Tuesday, 12 October 2021
The President of Belgium’s socialist party, Paul Magnette, has called for greater efforts to fight tax evasion instead of making cuts to public spending in the 2022 budget, currently being discussed by ministers in the Federal Government.
“If we apply ourselves to fighting tax fraud, we can find two, three, four billion euros,” Magnette said on Flemish public channel VRT in reference to the “Pandora Papers,” a body of documents unearthed by journalists that shows how offshore companies are used to evade taxes.
For Magnette, who heads the largest of the three French-speaking parties in Belgium’s seven-member Vivaldi coalition, the main thing is not how much money is saved in putting together the budget but the way it is done. “One, two, three, four billion – the amount is not essential.
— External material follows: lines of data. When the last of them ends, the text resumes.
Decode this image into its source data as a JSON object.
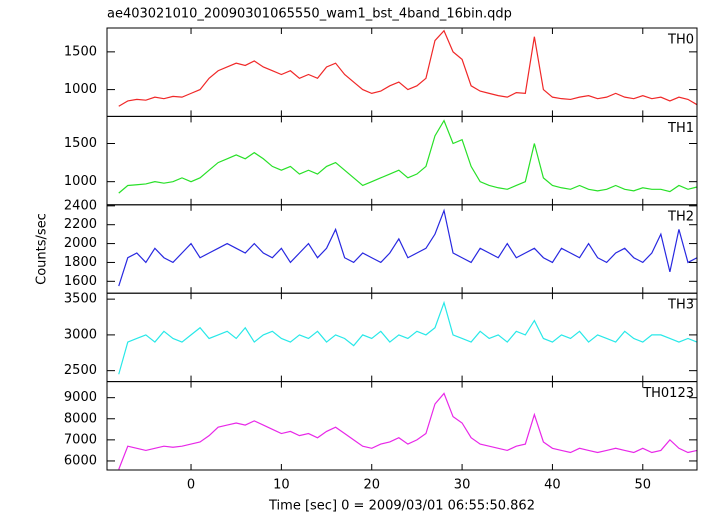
{
  "chart_data": {
    "type": "line",
    "title": "ae403021010_20090301065550_wam1_bst_4band_16bin.qdp",
    "xlabel": "Time [sec] 0 = 2009/03/01 06:55:50.862",
    "ylabel": "Counts/sec",
    "xlim": [
      -9.3,
      56.0
    ],
    "xticks": [
      0,
      10,
      20,
      30,
      40,
      50
    ],
    "x": [
      -8,
      -7,
      -6,
      -5,
      -4,
      -3,
      -2,
      -1,
      0,
      1,
      2,
      3,
      4,
      5,
      6,
      7,
      8,
      9,
      10,
      11,
      12,
      13,
      14,
      15,
      16,
      17,
      18,
      19,
      20,
      21,
      22,
      23,
      24,
      25,
      26,
      27,
      28,
      29,
      30,
      31,
      32,
      33,
      34,
      35,
      36,
      37,
      38,
      39,
      40,
      41,
      42,
      43,
      44,
      45,
      46,
      47,
      48,
      49,
      50,
      51,
      52,
      53,
      54,
      55,
      56
    ],
    "series": [
      {
        "name": "TH0",
        "color": "#f02828",
        "ylim": [
          645,
          1816
        ],
        "yticks": [
          1000,
          1500
        ],
        "values": [
          780,
          850,
          870,
          860,
          900,
          880,
          910,
          900,
          950,
          1000,
          1150,
          1250,
          1300,
          1350,
          1320,
          1380,
          1300,
          1250,
          1200,
          1250,
          1150,
          1200,
          1150,
          1300,
          1350,
          1200,
          1100,
          1000,
          950,
          980,
          1050,
          1100,
          1000,
          1050,
          1150,
          1650,
          1780,
          1500,
          1400,
          1050,
          980,
          950,
          920,
          900,
          960,
          950,
          1700,
          1000,
          900,
          880,
          870,
          900,
          920,
          880,
          900,
          950,
          900,
          880,
          920,
          880,
          900,
          850,
          900,
          870,
          800
        ]
      },
      {
        "name": "TH1",
        "color": "#28e028",
        "ylim": [
          697,
          1855
        ],
        "yticks": [
          1000,
          1500
        ],
        "values": [
          850,
          950,
          960,
          970,
          1000,
          980,
          1000,
          1050,
          1000,
          1050,
          1150,
          1250,
          1300,
          1350,
          1300,
          1380,
          1300,
          1200,
          1150,
          1200,
          1100,
          1150,
          1100,
          1200,
          1250,
          1150,
          1050,
          950,
          1000,
          1050,
          1100,
          1150,
          1050,
          1100,
          1200,
          1600,
          1800,
          1500,
          1550,
          1200,
          1000,
          950,
          920,
          900,
          950,
          1000,
          1500,
          1050,
          950,
          920,
          900,
          950,
          900,
          880,
          900,
          950,
          900,
          880,
          920,
          900,
          900,
          870,
          950,
          900,
          930
        ]
      },
      {
        "name": "TH2",
        "color": "#2828e0",
        "ylim": [
          1474,
          2411
        ],
        "yticks": [
          1600,
          1800,
          2000,
          2200,
          2400
        ],
        "values": [
          1550,
          1850,
          1900,
          1800,
          1950,
          1850,
          1800,
          1900,
          2000,
          1850,
          1900,
          1950,
          2000,
          1950,
          1900,
          2000,
          1900,
          1850,
          1950,
          1800,
          1900,
          2000,
          1850,
          1950,
          2150,
          1850,
          1800,
          1900,
          1850,
          1800,
          1900,
          2050,
          1850,
          1900,
          1950,
          2100,
          2350,
          1900,
          1850,
          1800,
          1950,
          1900,
          1850,
          2000,
          1850,
          1900,
          1950,
          1850,
          1800,
          1950,
          1900,
          1850,
          2000,
          1850,
          1800,
          1900,
          1950,
          1850,
          1800,
          1900,
          2100,
          1700,
          2150,
          1800,
          1850
        ]
      },
      {
        "name": "TH3",
        "color": "#28e8e8",
        "ylim": [
          2347,
          3583
        ],
        "yticks": [
          2500,
          3000,
          3500
        ],
        "values": [
          2450,
          2900,
          2950,
          3000,
          2900,
          3050,
          2950,
          2900,
          3000,
          3100,
          2950,
          3000,
          3050,
          2950,
          3100,
          2900,
          3000,
          3050,
          2950,
          2900,
          3000,
          2950,
          3050,
          2900,
          3000,
          2950,
          2850,
          3000,
          2950,
          3050,
          2900,
          3000,
          2950,
          3050,
          3000,
          3100,
          3450,
          3000,
          2950,
          2900,
          3050,
          2950,
          3000,
          2900,
          3050,
          3000,
          3200,
          2950,
          2900,
          3000,
          2950,
          3050,
          2900,
          3000,
          2950,
          2900,
          3050,
          2950,
          2900,
          3000,
          3000,
          2950,
          2900,
          2950,
          2900
        ]
      },
      {
        "name": "TH0123",
        "color": "#e828e8",
        "ylim": [
          5571,
          9762
        ],
        "yticks": [
          6000,
          7000,
          8000,
          9000
        ],
        "values": [
          5600,
          6700,
          6600,
          6500,
          6600,
          6700,
          6650,
          6700,
          6800,
          6900,
          7200,
          7600,
          7700,
          7800,
          7700,
          7900,
          7700,
          7500,
          7300,
          7400,
          7200,
          7300,
          7100,
          7400,
          7600,
          7300,
          7000,
          6700,
          6600,
          6800,
          6900,
          7100,
          6800,
          7000,
          7300,
          8700,
          9200,
          8100,
          7800,
          7100,
          6800,
          6700,
          6600,
          6500,
          6700,
          6800,
          8200,
          6900,
          6600,
          6500,
          6400,
          6600,
          6500,
          6400,
          6500,
          6600,
          6500,
          6400,
          6600,
          6400,
          6500,
          7000,
          6600,
          6400,
          6500
        ]
      }
    ]
  }
}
The issue is how we do it,” he told VRT.
The head of Belgium’s Francophone Socialists stressed the need to clamp down on tax evasion and suggested that the focus should be on those with the largest incomes and multinationals. “There’s a lot of money that we can find among Belgian families that lodge their money in tax havens,” without making ordinary citizens pay, he said.
Well-known names are among the individuals and companies exposed by the Pandora Papers, the PS leader recalled. “It’s a scandal when these people don’t pay their taxes correctly in Belgium,” he argued. “Our budget would otherwise be balanced.”
Magnette also deplored the fact that some investments that were included in the recovery plan were being cut by the line ministers during the budget negotiations, with the initial €3 billion expenditure slashed to €1 billion. “I find that a bit of a pity,” Magnette said. “We really need to invest.”
“Moreover, it costs us practically nothing since interest rates are very low,” he added, reiterating that he was in favour of investing in railways, insulation and renovating buildings.
Such investments need to be more than a billion euros, the PS leader stressed, arguing that public investments cost little but benefit the economy and jobs.